My Lords, these regulations amend child maintenance legislation to enable the delivery of the child maintenance compliance and arrears strategy. The new child maintenance scheme was launched in 2012. It is underpinned by the key principle of encouraging and supporting parents to take responsibility for their children’s upbringing. We know that children have better outcomes when their parents work together.
Following separation, we want parents to make private, family-based arrangements for child maintenance where feasible, avoiding state intervention altogether if possible. Where parents are unable to make a private arrangement, the Child Maintenance Service can support them. This can be done by calculating a maintenance liability and enforcing payments where appropriate.
Following staged implementation, the Child Maintenance Service is working well and avoiding the widely recognised problems encountered by previous schemes. This Government now want to build on and make further improvements to the Child Maintenance Service.
Last November, this House approved regulations that closed known loopholes, introduced tough new sanctions for those who evade their responsibilities and addressed the historic arrears built up under the Child Support Agency. This package of regulations would introduce further measures to support the compliance and arrears strategy. It includes provisions to make deductions from benefits more consistent, improve information-gathering processes and address uncollectable debt. This is alongside clarifications to the calculation and fees regulations so that they better reflect the intent of the 2012 reforms.
I will first explain the proposed changes to deductions from benefit payments. This Government believe that all parents should support their children, irrespective of their financial circumstances. Therefore, where a parent is in receipt of benefit, they should continue to contribute to their children in line with their income. This has been a long-standing feature of successive child maintenance schemes.
Under the current scheme, parents receiving certain benefits are liable to pay the flat rate of maintenance.
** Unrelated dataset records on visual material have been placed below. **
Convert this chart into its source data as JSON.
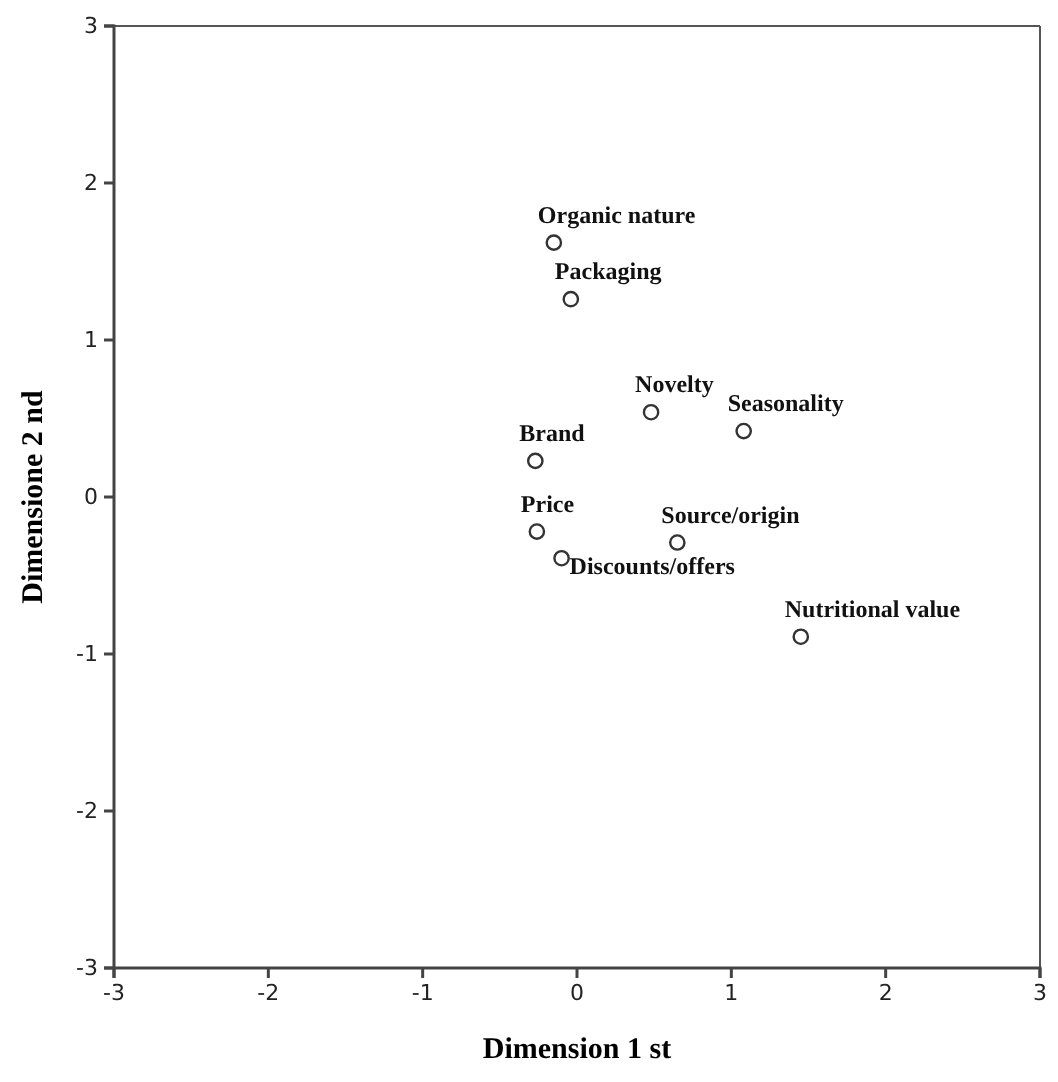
{
  "chart_data": {
    "type": "scatter",
    "xlabel": "Dimension 1 st",
    "ylabel": "Dimensione 2 nd",
    "x": [
      -0.15,
      -0.04,
      0.48,
      1.08,
      -0.27,
      -0.26,
      0.65,
      -0.1,
      1.45
    ],
    "values": [
      1.62,
      1.26,
      0.54,
      0.42,
      0.23,
      -0.22,
      -0.29,
      -0.39,
      -0.89
    ],
    "color": "#333333",
    "marker": "circle",
    "xlim": [
      -3,
      3
    ],
    "ylim": [
      -3,
      3
    ],
    "xticks": [
      -3,
      -2,
      -1,
      0,
      1,
      2,
      3
    ],
    "yticks": [
      -3,
      -2,
      -1,
      0,
      1,
      2,
      3
    ],
    "grid": false,
    "annotations": [
      {
        "text": "Organic nature",
        "x": -0.15,
        "y": 1.62
      },
      {
        "text": "Packaging",
        "x": -0.04,
        "y": 1.26
      },
      {
        "text": "Novelty",
        "x": 0.48,
        "y": 0.54
      },
      {
        "text": "Seasonality",
        "x": 1.08,
        "y": 0.42
      },
      {
        "text": "Brand",
        "x": -0.27,
        "y": 0.23
      },
      {
        "text": "Price",
        "x": -0.26,
        "y": -0.22
      },
      {
        "text": "Source/origin",
        "x": 0.65,
        "y": -0.29
      },
      {
        "text": "Discounts/offers",
        "x": -0.1,
        "y": -0.39
      },
      {
        "text": "Nutritional value",
        "x": 1.45,
        "y": -0.89
      }
    ]
  }
}
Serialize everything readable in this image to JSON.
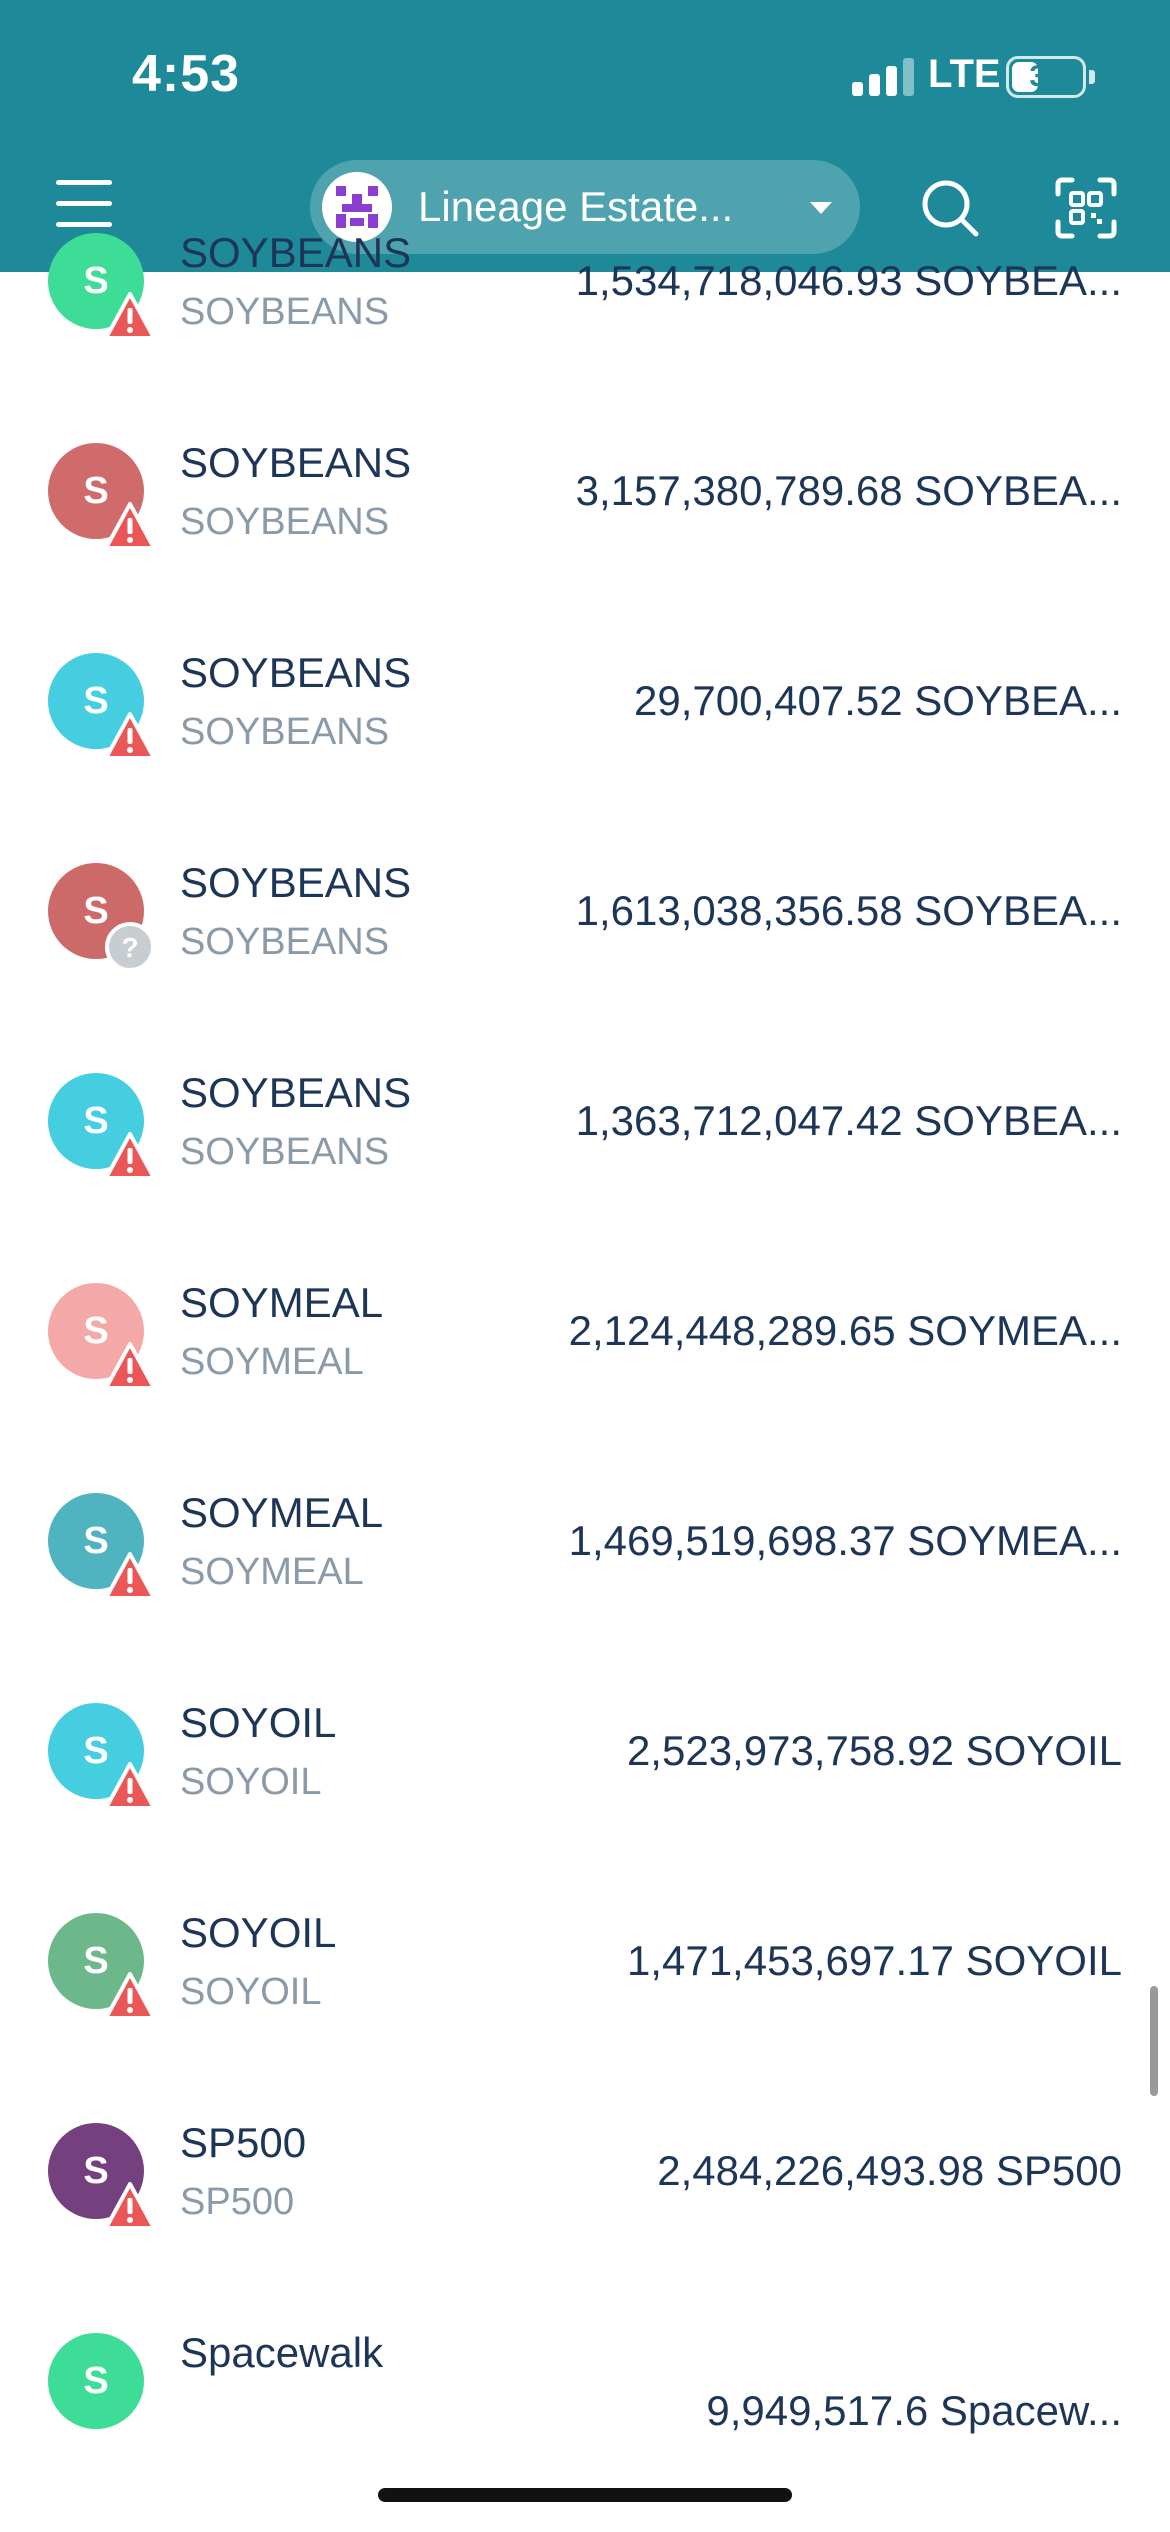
{
  "status_bar": {
    "time": "4:53",
    "network": "LTE",
    "battery": "35"
  },
  "header": {
    "account_name": "Lineage Estate..."
  },
  "colors": {
    "header_bg": "#1E8A99",
    "warning": "#EB5757",
    "unknown_badge": "#C8CDD2",
    "text_primary": "#1D3557",
    "text_secondary": "#8A9AA8"
  },
  "icons": {
    "menu": "menu-icon",
    "account_logo": "account-logo-icon",
    "dropdown": "chevron-down-icon",
    "search": "search-icon",
    "scan": "qr-scan-icon",
    "warning_badge": "warning-icon",
    "unknown_badge": "question-icon"
  },
  "assets": [
    {
      "letter": "S",
      "name": "SOYBEANS",
      "symbol": "SOYBEANS",
      "amount": "1,534,718,046.93 SOYBEA...",
      "color": "#3DDC97",
      "badge": "warning"
    },
    {
      "letter": "S",
      "name": "SOYBEANS",
      "symbol": "SOYBEANS",
      "amount": "3,157,380,789.68 SOYBEA...",
      "color": "#D06B6B",
      "badge": "warning"
    },
    {
      "letter": "S",
      "name": "SOYBEANS",
      "symbol": "SOYBEANS",
      "amount": "29,700,407.52 SOYBEA...",
      "color": "#45CDE0",
      "badge": "warning"
    },
    {
      "letter": "S",
      "name": "SOYBEANS",
      "symbol": "SOYBEANS",
      "amount": "1,613,038,356.58 SOYBEA...",
      "color": "#CC6A6A",
      "badge": "unknown"
    },
    {
      "letter": "S",
      "name": "SOYBEANS",
      "symbol": "SOYBEANS",
      "amount": "1,363,712,047.42 SOYBEA...",
      "color": "#45CDE0",
      "badge": "warning"
    },
    {
      "letter": "S",
      "name": "SOYMEAL",
      "symbol": "SOYMEAL",
      "amount": "2,124,448,289.65 SOYMEA...",
      "color": "#F4A8A8",
      "badge": "warning"
    },
    {
      "letter": "S",
      "name": "SOYMEAL",
      "symbol": "SOYMEAL",
      "amount": "1,469,519,698.37 SOYMEA...",
      "color": "#4FB3C0",
      "badge": "warning"
    },
    {
      "letter": "S",
      "name": "SOYOIL",
      "symbol": "SOYOIL",
      "amount": "2,523,973,758.92 SOYOIL",
      "color": "#45CDE0",
      "badge": "warning"
    },
    {
      "letter": "S",
      "name": "SOYOIL",
      "symbol": "SOYOIL",
      "amount": "1,471,453,697.17 SOYOIL",
      "color": "#6DB88A",
      "badge": "warning"
    },
    {
      "letter": "S",
      "name": "SP500",
      "symbol": "SP500",
      "amount": "2,484,226,493.98 SP500",
      "color": "#74407E",
      "badge": "warning"
    },
    {
      "letter": "S",
      "name": "Spacewalk",
      "symbol": "",
      "amount": "9,949,517.6 Spacew...",
      "color": "#3DDC97",
      "badge": "none"
    }
  ]
}
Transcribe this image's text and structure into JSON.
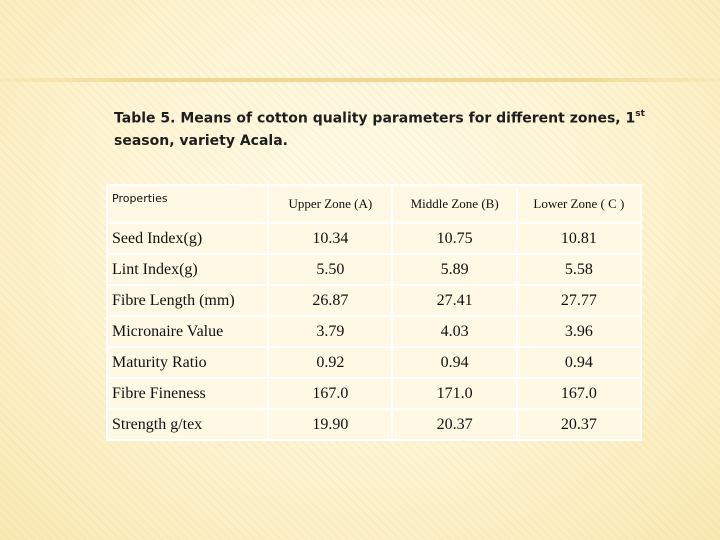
{
  "caption": {
    "line1_prefix": "Table 5. Means of cotton quality parameters for different zones, 1",
    "line1_sup": "st",
    "line2": "season, variety Acala."
  },
  "table": {
    "headers": [
      "Properties",
      "Upper Zone (A)",
      "Middle Zone (B)",
      "Lower Zone ( C )"
    ],
    "rows": [
      [
        "Seed Index(g)",
        "10.34",
        "10.75",
        "10.81"
      ],
      [
        "Lint Index(g)",
        "5.50",
        "5.89",
        "5.58"
      ],
      [
        "Fibre Length (mm)",
        "26.87",
        "27.41",
        "27.77"
      ],
      [
        "Micronaire Value",
        "3.79",
        "4.03",
        "3.96"
      ],
      [
        "Maturity Ratio",
        "0.92",
        "0.94",
        "0.94"
      ],
      [
        "Fibre Fineness",
        "167.0",
        "171.0",
        "167.0"
      ],
      [
        "Strength g/tex",
        "19.90",
        "20.37",
        "20.37"
      ]
    ]
  }
}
Where a parent does not make payments voluntarily, the CMS can deduct the child maintenance they are liable to pay directly from their benefit payment. The regulations before you today are designed to make these deductions more consistent, as currently there are different rules governing what can be taken for ongoing maintenance and towards child maintenance arrears.
At present, the Child Maintenance Service can make weekly deductions of £8.40—£7 plus £1.40 in collection fees—towards ongoing maintenance from certain benefits and, at the same time, £1.20 towards arrears from a smaller list of benefits. So some parents have deductions of £8.40 per week whereas others contribute a total of £9.60.